Él intentaba demostrar que no eran tantos y que cerca de 36.000 propiedades iban de 0 a 100 hectáreas. Pero lo que no decía era qué extensión ocupaban esos establecimientos, ya que 400 propietarios poseían la mitad de las tierras que tenían casi 36.000 pequeños propietarios. Sumale a eso la diversificación de negocios, los vínculos políticos, hasta el capital social. Es lo que, entrado el siglo XX, Vivian Trías va a llamar “la rosca” y “las 500 familias”. Esa situación hoy se ha modificado, porque existen otras formas de terratenencia, porque hay factores que hace un siglo no existían –la forestación, claramente–, porque el boom de los commodities facilitó la operación de sociedades anónimas. Un jubilado de Arkansas que no sabe dónde queda Uruguay hoy puede ser dueño de tierras. Pero del debate por la contribución a comienzos del siglo XX y los intentos de modificación de las formas de tenencia va a salir un modelo de propiedad que comenzará a cambiar varias décadas después.
En el último capítulo del libro analizás al agrimensor como una figura que resulta funcional al esquema hegemónico, un poco como hace Ángel Rama con los letrados y la modernización.
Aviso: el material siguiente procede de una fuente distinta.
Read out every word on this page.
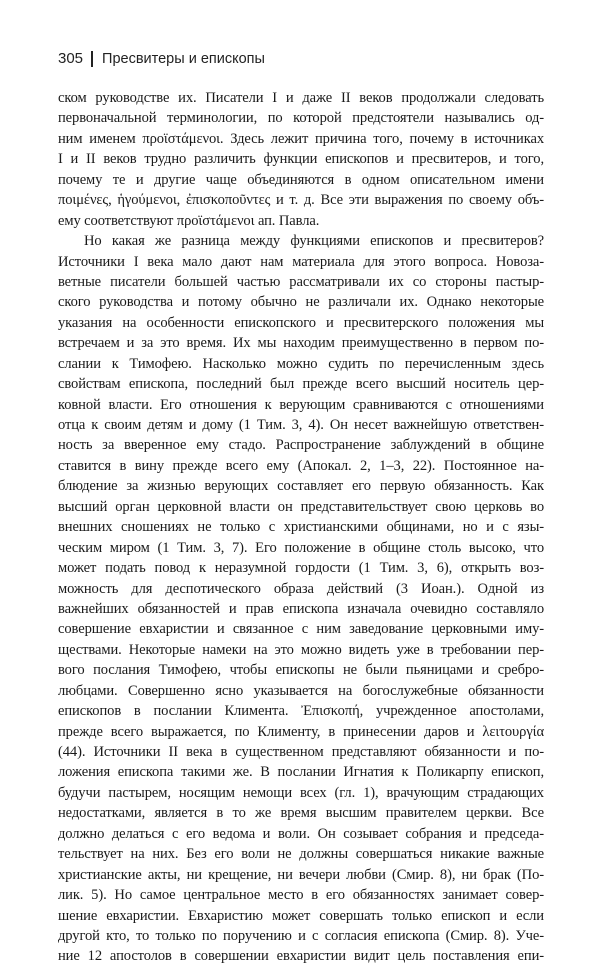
305 Пресвитеры и епископы
ском руководстве их. Писатели I и даже II веков продолжали следовать
первоначальной терминологии, по которой предстоятели назывались од-
ним именем προϊστάμενοι. Здесь лежит причина того, почему в источниках
I и II веков трудно различить функции епископов и пресвитеров, и того,
почему те и другие чаще объединяются в одном описательном имени
ποιμένες, ἡγούμενοι, ἐπισκοποῦντες и т. д. Все эти выражения по своему объ-
ему соответствуют προϊστάμενοι ап. Павла.
Но какая же разница между функциями епископов и пресвитеров?
Источники I века мало дают нам материала для этого вопроса. Новоза-
ветные писатели большей частью рассматривали их со стороны пастыр-
ского руководства и потому обычно не различали их. Однако некоторые
указания на особенности епископского и пресвитерского положения мы
встречаем и за это время. Их мы находим преимущественно в первом по-
слании к Тимофею. Насколько можно судить по перечисленным здесь
свойствам епископа, последний был прежде всего высший носитель цер-
ковной власти. Его отношения к верующим сравниваются с отношениями
отца к своим детям и дому (1 Тим. 3, 4). Он несет важнейшую ответствен-
ность за вверенное ему стадо. Распространение заблуждений в общине
ставится в вину прежде всего ему (Апокал. 2, 1–3, 22). Постоянное на-
блюдение за жизнью верующих составляет его первую обязанность. Как
высший орган церковной власти он представительствует свою церковь во
внешних сношениях не только с христианскими общинами, но и с язы-
ческим миром (1 Тим. 3, 7). Его положение в общине столь высоко, что
может подать повод к неразумной гордости (1 Тим. 3, 6), открыть воз-
можность для деспотического образа действий (3 Иоан.). Одной из
важнейших обязанностей и прав епископа изначала очевидно составляло
совершение евхаристии и связанное с ним заведование церковными иму-
ществами. Некоторые намеки на это можно видеть уже в требовании пер-
вого послания Тимофею, чтобы епископы не были пьяницами и сребро-
любцами. Совершенно ясно указывается на богослужебные обязанности
епископов в послании Климента. Ἐπισκοπή, учрежденное апостолами,
прежде всего выражается, по Клименту, в принесении даров и λειτουργία
(44). Источники II века в существенном представляют обязанности и по-
ложения епископа такими же. В послании Игнатия к Поликарпу епископ,
будучи пастырем, носящим немощи всех (гл. 1), врачующим страдающих
недостатками, является в то же время высшим правителем церкви. Все
должно делаться с его ведома и воли. Он созывает собрания и председа-
тельствует на них. Без его воли не должны совершаться никакие важные
христианские акты, ни крещение, ни вечери любви (Смир. 8), ни брак (По-
лик. 5). Но самое центральное место в его обязанностях занимает совер-
шение евхаристии. Евхаристию может совершать только епископ и если
другой кто, то только по поручению и с согласия епископа (Смир. 8). Уче-
ние 12 апостолов в совершении евхаристии видит цель поставления епи-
Mi idea era mostrar cómo los agrimensores fueron intelectuales orgánicos de ese proceso. En primer lugar, por una cuestión evidente: son y eran el saber experto que establecía que un predio comenzaba en un punto y terminaba en otro. Es decir, establecían los límites de la propiedad privada, podían contar cuántas tierras eran públicas y cuántas privadas, pensaban en el ordenamiento territorial a través del trazado de pueblos y villas, de la departamentalización. Está bien pensar en cómo se distribuyó la tierra. Pero, ¿quiénes lo hicieron? Claramente, no los parlamentarios, y ahí es que los agrimensores cumplen un papel fundamental. En segundo lugar, los agrimensores fueron representantes del progreso material del Estado. En todas esas funciones cumplieron una función política; no político-partidaria, sino de construcción del Estado, de defensa de algunas ideas por sobre otras, entre ellas de la defensa de un orden interno que necesitaba del respeto a la propiedad. Hubo agrimensores en todas las filas políticas. Francisco Ros era diputado por el Partido Nacional, socio de honor de la ARU; Carmelo Cabrera era un hombre de referencia para Aparicio Saravia; Carlos Burmester comenzó siendo un dirigente batllista de Canelones –luego se alejó del batllismo–; José Serrato también inició su vida política en el batllismo y alcanzó en 1923 la presidencia.
Me queda la sensación de que si hubieras extendido el período estudiado hasta la década de 1940 el libro hubiera cerrado con otro tono, porque es entonces que el batllismo crea el Instituto Nacional de Colonización, que es, hasta hoy, la alternativa más organizada de manejo público de tierras productivas.
Es cierto, pero tal vez eso implicaba establecer otra periodización y organizar el trabajo de otro modo. A mí me interesó sobre todo ver cómo el Estado y los particulares fueron estableciendo distintas definiciones sobre la privatización de tierras. La colonización implicaba realizar otro tipo de investigación para ver, por ejemplo, cuáles fueron los planteos a partir de las leyes de colonización e inmigración desde la segunda mitad del siglo XIX hasta 1948 con la creación del Instituto.
Breve historia sobre la propiedad privada de la tierra en el Uruguay (1754-1912). Banda Oriental, 2022. El libro se presenta el viernes 5 de agosto a las 19.00 en el salón Blanca Paris de la Facultad de Humanidades y Ciencias de la Educación de la Universidad de la República, donde hablarán la decana Ana Frega, el profesor Gabriel Quirici y el autor.